Ideally the first 5-10 customers should come from these people, and those customers should be decently sized firms.
The thesis is you solve customers' problems with customized productivity software (this is the startup bit), but are initially introduced to these customers through a hands-on temporary services agreement (hence the need for domain expertise).
Let me know what you think. All ideas and any intros welcome. Thanks.
I would recommend LinkedIn.
Although, some industries experts are not available on LinkedIn. For them you need to figure out the other Community channel like Industrial trade forum, community events etc.
Feel free to connect with me if you required further help.
Subject matter experts are rarely a good source of customers, especially at big firms, and especially in their field of business.
They often deal with many lousy and mediocre service providers. You will be critically questioned in every aspect of your offering, compared with competitors, etc.
SMEs are not decision makers at large firms and they will avoid recommending a new, unproven product to decision makers.
There are exceptions, but you'd have to have a very promising product and offer an unbelievably good deal that won't bring you much revenue (revenue should not be your focus at that phase though).
SMEs do make good startup partners. Especialy SMEs that have net worth at the level where they do not need reliable stable income. You will still be critically assessed before you get any commitment.

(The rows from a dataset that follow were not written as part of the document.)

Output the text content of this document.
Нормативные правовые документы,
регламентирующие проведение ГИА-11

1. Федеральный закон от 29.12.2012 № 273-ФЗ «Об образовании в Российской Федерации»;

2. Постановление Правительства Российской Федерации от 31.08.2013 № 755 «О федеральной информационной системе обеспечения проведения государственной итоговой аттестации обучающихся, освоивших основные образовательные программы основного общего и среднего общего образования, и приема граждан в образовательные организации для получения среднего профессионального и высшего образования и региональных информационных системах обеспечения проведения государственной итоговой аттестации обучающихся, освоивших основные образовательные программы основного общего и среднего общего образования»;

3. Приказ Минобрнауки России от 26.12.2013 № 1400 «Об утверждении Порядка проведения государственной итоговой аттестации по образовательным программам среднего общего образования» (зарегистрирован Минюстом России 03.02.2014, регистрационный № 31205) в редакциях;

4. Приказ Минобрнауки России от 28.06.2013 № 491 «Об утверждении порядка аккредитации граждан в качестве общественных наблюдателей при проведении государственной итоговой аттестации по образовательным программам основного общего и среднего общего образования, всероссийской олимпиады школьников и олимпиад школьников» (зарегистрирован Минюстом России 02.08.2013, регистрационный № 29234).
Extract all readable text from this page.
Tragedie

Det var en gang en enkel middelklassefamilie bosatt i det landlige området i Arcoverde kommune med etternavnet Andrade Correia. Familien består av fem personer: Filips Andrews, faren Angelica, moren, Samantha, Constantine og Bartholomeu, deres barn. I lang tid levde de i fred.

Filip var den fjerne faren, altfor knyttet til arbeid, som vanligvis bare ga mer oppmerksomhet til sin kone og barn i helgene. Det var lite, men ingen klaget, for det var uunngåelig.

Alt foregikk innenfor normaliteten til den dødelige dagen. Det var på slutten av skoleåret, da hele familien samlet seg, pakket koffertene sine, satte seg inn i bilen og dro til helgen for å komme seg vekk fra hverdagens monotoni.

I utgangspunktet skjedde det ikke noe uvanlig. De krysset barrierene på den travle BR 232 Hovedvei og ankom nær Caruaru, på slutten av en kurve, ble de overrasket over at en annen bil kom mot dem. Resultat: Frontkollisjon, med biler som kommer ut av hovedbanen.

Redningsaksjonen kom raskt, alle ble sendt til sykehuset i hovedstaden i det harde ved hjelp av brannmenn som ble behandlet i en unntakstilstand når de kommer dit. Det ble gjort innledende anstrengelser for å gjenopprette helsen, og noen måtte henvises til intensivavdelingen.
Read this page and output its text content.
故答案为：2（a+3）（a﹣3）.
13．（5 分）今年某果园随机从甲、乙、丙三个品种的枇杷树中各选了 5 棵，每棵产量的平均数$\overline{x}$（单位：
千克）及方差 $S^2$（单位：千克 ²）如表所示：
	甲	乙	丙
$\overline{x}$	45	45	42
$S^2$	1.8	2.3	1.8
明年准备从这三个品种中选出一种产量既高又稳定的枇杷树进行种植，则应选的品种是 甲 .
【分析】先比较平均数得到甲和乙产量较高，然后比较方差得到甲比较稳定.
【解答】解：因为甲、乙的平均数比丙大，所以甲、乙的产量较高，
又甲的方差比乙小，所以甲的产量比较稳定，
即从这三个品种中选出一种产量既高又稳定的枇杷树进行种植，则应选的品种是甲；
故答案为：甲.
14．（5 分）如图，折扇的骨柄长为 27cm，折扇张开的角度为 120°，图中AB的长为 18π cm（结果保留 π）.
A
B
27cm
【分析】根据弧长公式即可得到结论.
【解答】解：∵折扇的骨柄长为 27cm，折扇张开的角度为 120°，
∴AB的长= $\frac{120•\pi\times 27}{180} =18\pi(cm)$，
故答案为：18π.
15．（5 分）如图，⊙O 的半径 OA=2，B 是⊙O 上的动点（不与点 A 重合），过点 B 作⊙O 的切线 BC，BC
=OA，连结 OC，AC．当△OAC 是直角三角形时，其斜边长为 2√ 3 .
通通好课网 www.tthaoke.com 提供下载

Consider attracting your SMEs from late-stage start-ups or post-IPO companies.
What you're describing sounds like the people who work for consulting firms like Booz Allen Hamilton and others. Booz hires SMEs with significant credentials, and then assigns them on a project basis to solve client issues. Typically they work for a consulting firm because they like being experts, not being salespeople. And they don't find the hours a grind, they find the reliability of steady income better than the unpredictability of having to market themselves, compete with consultancy firms, and not have a steady stream of work.
Those who are interested in being independent consultants (such as your partnership) typically work for themselves in a single expertise area and aren't interested in joining a collective, otherwise they would have joined a consultancy firm. Clients don't tend to be full-service, meaning they hire temporary services for a single area, not multiple, so those "partners" bringing you customers isn't actually bringing you customers. They're just handing over business they could have kept for themselves. I know each time I have hired out expertise, it is a limited scope and there is no departmental crossover. I prefer very narrow specialists, not a full range of expert services.
It sounds like you're re-inventing the wheel a bit, and not in a new/different way. Do some homework and make a list of your assumptions for this business idea, then go test those assumptions to make sure you are not guessing incorrectly.